The paper introduces the chargrid approach, a 2D text mapping that preserves document layout for improved semantic understanding.
It employs a fully convolutional encoder-decoder network to segment documents and accurately extract key-value pairs.
The method significantly outperforms traditional sequential models in extracting structured information from invoices and similar documents.

Chargrid: A New Paradigm for Understanding 2D Documents

The paper "Chargrid: Towards Understanding 2D Documents" presents a novel approach for document understanding by introducing a two-dimensional text representation termed "chargrid." This method aims to preserve and leverage the spatial structure of documents, a feature often overlooked by traditional NLP methods that primarily operate on one-dimensional text sequences. The authors propose a fully convolutional encoder-decoder network architecture to exploit the chargrid representation for tasks such as information extraction, specifically focusing on extracting key-value pairs from invoices.

Core Contributions

Chargrid Representation: The chargrid approach encodes a document by mapping each character to a two-dimensional grid based on its spatial location. This preservation of layout is crucial, especially for structured documents where position and alignment convey semantic meaning.
Document Understanding Pipeline: A generic pipeline is established using a fully convolutional network. This network predicts segmentation masks and bounding boxes, facilitating tasks like information extraction from structured documents.
Strong Performance on Information Extraction: The authors demonstrate that chargrid significantly outperforms traditional NLP models, which typically do not consider 2D document structures, and even surpasses image-only approaches that fail to capture textual semantics effectively.

Numerical Results

The paper provides a quantitative evaluation on an extensive dataset of invoices, showing the superiority of the chargrid representation in extracting complex, layout-dependent fields like vendor addresses and line-item details. Compared to sequential text-based models, chargrid showcases markedly improved accuracy in cases where spatial arrangements are essential for understanding content. While sequential models achieved negative scores in complex fields indicating subpar performance, chargrid maintained positive and more robust accuracy scores.

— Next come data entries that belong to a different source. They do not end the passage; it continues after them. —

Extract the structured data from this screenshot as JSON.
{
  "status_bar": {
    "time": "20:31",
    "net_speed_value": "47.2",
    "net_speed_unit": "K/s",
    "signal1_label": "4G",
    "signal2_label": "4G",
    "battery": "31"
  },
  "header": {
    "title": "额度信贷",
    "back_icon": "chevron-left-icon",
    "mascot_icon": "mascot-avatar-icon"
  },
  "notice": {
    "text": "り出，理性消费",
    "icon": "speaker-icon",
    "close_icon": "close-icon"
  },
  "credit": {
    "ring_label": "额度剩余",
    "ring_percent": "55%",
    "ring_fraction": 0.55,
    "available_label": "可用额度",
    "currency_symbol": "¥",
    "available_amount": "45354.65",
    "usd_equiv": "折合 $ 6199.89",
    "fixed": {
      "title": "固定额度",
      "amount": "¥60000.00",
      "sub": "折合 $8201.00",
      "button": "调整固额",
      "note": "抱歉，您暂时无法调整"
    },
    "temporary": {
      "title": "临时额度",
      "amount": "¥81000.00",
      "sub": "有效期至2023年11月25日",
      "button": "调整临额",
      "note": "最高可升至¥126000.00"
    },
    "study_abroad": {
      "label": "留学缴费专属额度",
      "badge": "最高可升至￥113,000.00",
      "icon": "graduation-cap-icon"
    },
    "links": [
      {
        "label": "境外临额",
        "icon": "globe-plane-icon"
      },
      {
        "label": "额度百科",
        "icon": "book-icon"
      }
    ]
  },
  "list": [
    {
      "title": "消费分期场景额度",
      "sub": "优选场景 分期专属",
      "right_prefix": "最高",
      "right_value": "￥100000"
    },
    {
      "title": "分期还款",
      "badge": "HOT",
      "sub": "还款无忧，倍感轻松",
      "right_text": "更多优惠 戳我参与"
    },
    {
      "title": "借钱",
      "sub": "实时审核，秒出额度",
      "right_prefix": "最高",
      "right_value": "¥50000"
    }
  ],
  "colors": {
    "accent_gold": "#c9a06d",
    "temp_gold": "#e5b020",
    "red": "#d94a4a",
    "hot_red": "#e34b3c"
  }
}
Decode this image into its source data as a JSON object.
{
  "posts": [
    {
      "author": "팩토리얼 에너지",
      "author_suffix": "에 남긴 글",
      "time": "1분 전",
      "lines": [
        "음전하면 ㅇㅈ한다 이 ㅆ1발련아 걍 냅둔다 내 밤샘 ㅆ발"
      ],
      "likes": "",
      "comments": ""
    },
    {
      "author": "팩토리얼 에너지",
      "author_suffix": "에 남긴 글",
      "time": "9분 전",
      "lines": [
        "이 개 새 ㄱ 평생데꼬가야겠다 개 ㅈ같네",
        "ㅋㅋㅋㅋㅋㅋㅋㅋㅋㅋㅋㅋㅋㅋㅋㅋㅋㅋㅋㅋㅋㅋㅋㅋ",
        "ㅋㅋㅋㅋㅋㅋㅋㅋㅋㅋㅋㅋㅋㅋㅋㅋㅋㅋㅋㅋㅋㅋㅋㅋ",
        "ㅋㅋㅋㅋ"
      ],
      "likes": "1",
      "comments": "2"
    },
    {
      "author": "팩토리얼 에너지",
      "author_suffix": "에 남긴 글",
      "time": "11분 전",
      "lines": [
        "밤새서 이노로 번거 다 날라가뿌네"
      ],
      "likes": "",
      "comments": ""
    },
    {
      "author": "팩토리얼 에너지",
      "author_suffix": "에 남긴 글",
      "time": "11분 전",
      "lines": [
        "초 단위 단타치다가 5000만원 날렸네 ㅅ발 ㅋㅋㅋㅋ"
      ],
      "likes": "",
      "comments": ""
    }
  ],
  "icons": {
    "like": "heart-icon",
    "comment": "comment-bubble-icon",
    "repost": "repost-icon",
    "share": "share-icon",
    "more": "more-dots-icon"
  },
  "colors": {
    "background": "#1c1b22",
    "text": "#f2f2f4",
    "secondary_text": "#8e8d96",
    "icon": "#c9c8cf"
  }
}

Implications and Future Directions

The implications of chargrid are multifaceted. Practically, it enhances the capability of extracting structured information from a vast array of document types where conventional NLP methods struggle. Theoretically, it bridges the gap between sequential NLP and visual processing methodologies, providing a robust framework that acknowledges document layout as a pivotal element of document semantics.

Future research should explore extending chargrid to other document types and tasks such as named entity recognition and document classification, as well as blending natural imagery with textual content. Experimentation with word-level grids or word embeddings as opposed to character-level grids could further refine semantic understanding. Additionally, hybrid models integrating image and chargrid representations warrant further exploration, despite the current findings that image data does not significantly enhance performance in the studied task.

Overall, the chargrid paradigm aligns with evolving demands in document processing, especially where the spatial organization of content is non-trivial. This paper sets a foundation for subsequent developments and applications in the field, highlighting a potential shift in how NLP interacts with document layout and structure.